For the last few years Hennepin County has followed a unique process for marriage dissolutions.  The process is aimed at trying to expedite courtroom proceedings and minimize the conflict and the expense associated when parties quickly resort to litigating dissolutions.  In the fall of 2010, Carver County, Scott County and Dakota County jumped on the band wagon and have adopted Hennepin County’s process.  It works like this:

As soon as a party files a petition or answer with the court, the matter is assigned to a judge or referee who will be responsible for all aspects of your case until its conclusion. Within two or three weeks, the Court will schedule an Initial Case Management Conference (“ICMC”). All lawyers and both parties must appear at the ICMC. And, in almost all circumstances the parties will not be allowed to file motions, including temporary motions, until the ICMC takes place.  Prior to the ICMC each party fills out as simple form that provides an overview to the court of the issues relevant to their case.

Depending on the judge or referee, most ICMC’s are informal. The judge will come into the courtroom and give a small presentation to the parties. There is no court reporter and no one gives testimony. This presentation has a common theme- the benefit of working cooperatively to reach a mediated settlement.

The judge will then discuss what issues they believe your case presents, what needs to be done to reach a resolution of those issues, what procedures are necessary to prepare the matter for resolution (either through subsequent settlement or trial) and how much time will be needed to complete these tasks.

The parties are also given an opportunity to dispose of issues they have already resolved.  Some judges will allow this information to be placed on the record. At this point, it will also be determined whether a temporary hearing is necessary (for thing like temporary maintenance and support).

Next, the parties discuss with the court whether one or both of the processes called early neutral evaluations would be beneficial to the parties. If the court is advised a custody/parenting time issue is present, the judge will likely order that the parties participate in a Social Early Neutral Evaluation (“SENE”). In this process the parties and counsel are scheduled to meet with two  evaluators – one male and one female.

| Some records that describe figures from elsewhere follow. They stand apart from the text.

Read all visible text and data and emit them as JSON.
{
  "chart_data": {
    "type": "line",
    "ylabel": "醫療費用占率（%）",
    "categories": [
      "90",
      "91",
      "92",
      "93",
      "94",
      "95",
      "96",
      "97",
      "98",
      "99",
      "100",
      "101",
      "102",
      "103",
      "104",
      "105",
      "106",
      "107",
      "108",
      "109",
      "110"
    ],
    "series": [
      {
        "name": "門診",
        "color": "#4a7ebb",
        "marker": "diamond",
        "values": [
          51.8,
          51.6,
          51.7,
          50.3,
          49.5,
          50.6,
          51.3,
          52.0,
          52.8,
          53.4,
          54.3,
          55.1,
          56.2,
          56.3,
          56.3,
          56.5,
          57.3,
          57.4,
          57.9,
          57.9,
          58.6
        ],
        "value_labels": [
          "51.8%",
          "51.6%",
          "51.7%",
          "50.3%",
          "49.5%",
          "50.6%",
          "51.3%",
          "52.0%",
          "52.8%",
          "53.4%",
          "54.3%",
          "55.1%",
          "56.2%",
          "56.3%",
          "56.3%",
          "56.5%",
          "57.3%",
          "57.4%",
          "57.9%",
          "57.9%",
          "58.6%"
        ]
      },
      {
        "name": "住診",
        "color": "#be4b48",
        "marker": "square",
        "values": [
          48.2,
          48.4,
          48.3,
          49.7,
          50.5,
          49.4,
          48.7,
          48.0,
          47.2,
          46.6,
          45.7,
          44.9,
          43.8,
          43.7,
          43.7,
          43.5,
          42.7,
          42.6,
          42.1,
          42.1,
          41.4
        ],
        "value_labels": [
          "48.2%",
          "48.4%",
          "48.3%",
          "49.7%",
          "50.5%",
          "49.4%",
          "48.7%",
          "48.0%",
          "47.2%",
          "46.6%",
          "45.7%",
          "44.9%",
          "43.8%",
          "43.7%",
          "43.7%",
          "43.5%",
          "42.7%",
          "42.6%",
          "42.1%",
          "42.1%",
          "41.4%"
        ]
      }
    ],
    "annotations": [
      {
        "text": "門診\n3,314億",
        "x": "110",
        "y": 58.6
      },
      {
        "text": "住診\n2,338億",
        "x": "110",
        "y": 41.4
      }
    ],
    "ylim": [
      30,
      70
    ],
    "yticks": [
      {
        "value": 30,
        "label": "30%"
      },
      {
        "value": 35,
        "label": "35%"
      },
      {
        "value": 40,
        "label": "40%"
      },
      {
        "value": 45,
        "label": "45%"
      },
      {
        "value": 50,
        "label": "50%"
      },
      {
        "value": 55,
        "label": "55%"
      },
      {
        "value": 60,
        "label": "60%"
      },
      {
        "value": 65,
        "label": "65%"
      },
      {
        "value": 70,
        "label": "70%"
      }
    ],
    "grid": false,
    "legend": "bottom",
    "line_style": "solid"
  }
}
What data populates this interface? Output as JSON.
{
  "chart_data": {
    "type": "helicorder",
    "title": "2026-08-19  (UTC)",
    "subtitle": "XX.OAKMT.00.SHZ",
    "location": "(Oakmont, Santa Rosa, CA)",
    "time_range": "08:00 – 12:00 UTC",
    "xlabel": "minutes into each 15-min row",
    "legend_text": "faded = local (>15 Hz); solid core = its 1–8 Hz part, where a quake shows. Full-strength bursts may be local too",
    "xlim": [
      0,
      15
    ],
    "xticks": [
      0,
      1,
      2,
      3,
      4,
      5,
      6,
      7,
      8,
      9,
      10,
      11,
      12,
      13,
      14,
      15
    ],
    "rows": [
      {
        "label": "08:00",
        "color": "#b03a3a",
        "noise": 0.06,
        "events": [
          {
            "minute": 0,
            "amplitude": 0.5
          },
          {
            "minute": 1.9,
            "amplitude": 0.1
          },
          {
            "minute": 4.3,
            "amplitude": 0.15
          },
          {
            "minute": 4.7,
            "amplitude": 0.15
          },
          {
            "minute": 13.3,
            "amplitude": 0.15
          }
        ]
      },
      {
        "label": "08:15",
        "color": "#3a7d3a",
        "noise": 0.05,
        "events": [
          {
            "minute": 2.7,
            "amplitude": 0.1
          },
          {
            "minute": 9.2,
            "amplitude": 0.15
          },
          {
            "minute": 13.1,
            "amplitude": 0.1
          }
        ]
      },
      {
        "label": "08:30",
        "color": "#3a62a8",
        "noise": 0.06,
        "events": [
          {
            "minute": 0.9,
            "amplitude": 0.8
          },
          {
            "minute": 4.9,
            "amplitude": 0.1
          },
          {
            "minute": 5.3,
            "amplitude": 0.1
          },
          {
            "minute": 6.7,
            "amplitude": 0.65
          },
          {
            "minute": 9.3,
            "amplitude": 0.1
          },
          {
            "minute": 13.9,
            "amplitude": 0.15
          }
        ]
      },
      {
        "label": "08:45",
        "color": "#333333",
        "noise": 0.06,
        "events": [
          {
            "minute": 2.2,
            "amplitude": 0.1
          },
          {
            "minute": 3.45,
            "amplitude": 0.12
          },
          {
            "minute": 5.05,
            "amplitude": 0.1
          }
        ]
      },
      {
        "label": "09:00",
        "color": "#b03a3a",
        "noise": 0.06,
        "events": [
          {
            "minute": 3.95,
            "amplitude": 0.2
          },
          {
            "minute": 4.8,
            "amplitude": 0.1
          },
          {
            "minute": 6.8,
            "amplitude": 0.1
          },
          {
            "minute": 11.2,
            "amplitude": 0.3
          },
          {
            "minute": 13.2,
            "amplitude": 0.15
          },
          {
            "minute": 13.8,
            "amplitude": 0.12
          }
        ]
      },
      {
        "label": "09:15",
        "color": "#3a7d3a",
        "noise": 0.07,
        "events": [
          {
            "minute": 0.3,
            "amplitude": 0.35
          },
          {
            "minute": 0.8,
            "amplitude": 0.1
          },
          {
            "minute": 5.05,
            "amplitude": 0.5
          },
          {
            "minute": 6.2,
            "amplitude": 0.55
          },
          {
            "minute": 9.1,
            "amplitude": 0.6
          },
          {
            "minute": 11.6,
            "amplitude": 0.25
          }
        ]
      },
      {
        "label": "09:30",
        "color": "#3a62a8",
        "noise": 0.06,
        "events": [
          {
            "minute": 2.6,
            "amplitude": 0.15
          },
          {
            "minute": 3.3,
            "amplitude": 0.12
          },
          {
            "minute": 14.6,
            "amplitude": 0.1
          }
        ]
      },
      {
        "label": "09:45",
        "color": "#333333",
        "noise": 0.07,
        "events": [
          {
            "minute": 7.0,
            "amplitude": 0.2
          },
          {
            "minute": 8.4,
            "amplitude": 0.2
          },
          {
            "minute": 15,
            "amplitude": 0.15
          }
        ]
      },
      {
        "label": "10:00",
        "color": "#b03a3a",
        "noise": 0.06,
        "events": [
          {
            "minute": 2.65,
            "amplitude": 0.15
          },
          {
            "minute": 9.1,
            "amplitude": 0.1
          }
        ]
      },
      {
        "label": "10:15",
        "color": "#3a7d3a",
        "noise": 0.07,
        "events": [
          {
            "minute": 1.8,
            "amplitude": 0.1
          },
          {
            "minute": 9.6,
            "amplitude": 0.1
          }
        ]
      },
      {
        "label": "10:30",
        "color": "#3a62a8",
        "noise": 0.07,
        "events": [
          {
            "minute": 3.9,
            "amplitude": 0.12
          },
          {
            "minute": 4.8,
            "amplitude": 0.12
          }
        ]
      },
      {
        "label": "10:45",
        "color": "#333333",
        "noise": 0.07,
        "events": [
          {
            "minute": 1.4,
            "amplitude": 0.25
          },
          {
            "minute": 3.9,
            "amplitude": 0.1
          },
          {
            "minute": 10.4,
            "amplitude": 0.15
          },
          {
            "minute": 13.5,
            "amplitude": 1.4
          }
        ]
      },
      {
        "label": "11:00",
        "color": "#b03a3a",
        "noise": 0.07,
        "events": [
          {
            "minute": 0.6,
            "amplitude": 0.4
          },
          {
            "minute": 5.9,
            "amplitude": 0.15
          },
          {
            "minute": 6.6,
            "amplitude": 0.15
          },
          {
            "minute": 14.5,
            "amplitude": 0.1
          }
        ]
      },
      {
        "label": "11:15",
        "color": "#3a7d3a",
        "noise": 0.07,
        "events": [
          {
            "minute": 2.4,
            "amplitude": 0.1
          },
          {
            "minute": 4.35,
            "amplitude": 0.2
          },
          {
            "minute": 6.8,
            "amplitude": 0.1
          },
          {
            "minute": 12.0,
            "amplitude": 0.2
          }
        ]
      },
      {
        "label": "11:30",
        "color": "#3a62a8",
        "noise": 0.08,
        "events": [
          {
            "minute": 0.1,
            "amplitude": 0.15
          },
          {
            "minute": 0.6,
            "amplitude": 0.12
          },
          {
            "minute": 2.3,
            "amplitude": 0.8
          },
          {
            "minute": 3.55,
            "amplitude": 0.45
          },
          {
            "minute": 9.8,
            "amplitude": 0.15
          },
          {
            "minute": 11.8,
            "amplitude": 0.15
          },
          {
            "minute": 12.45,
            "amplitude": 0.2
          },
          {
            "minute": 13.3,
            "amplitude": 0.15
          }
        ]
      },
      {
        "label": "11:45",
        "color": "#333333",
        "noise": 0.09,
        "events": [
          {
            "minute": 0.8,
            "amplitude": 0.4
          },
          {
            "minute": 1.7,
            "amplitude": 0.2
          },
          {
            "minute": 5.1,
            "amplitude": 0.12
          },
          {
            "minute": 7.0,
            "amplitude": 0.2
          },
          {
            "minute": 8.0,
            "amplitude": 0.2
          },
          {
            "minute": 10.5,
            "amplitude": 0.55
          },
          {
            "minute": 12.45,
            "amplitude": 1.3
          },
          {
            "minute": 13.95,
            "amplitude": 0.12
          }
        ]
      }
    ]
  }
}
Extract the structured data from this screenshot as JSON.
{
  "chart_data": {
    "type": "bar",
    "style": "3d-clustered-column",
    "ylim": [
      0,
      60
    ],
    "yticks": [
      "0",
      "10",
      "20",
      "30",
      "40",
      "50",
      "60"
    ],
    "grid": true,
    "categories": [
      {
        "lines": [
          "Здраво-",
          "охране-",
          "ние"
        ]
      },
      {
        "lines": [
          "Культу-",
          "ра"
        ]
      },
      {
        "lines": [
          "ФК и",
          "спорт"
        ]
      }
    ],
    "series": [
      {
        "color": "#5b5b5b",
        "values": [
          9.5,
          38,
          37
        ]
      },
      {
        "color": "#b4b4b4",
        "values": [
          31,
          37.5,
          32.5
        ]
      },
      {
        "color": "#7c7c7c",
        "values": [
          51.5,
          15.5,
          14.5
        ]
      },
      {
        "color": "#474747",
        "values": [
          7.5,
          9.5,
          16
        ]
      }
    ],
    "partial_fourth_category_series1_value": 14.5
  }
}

At the SENE, each party tells their story and then responds to questions posed by the evaluators as to how they have traditionally parented/co-parented the children, and what custody/parenting time arrangement each desires. The two evaluators will then briefly adjourn, and then return to advise the parties what recommendation would result from a full custody evaluation. Lawyers usually attend the SENE with their clients, but often they say little.  Frankly, the parties know their situation better than the lawyers. Many parties are able to reach a settlement of most parenting time issues after hearing this informal report.

A second option is a financial Financial Early Neutral Evaluation (“FENE”.)  An FENE is for people who are having difficulties amicably dividing assets and debts. This is not the place to discuss who gets the bedroom set, but how to divide pensions and real estate. As part of this process, other trained attorneys or financial experts not involved in the matter are chosen as an evaluator.  They are provided with financial information as to the parties’ respective income, needs, and assets. This expert then advises the parties of what result he or she believes would occur as a result of a trial on the matter.

Different attorneys have different opinions about the ICMC/ENE process.  Frankly, I think it is very useful and although takes some time and cost up front, is cost saving because it prevents expensive and protracted litigation. A good judge can be very helpful in resolving matters at the ICMC which prevents the parties from needing to seek temporary relief.  Moreover, I personally believe the ENE process is much more effective than mediation.  At most ENEs, the parties remain in one room together versus being split up into separate rooms: this forces dialogue between the parties.  Moreover, quite often a mediator will not provide his or her opinion on the case in the same manner an evaluator will.  This is especially true at an SENE where the evaluators provide suggestions that at minimum can work as framework for making final custody decisions.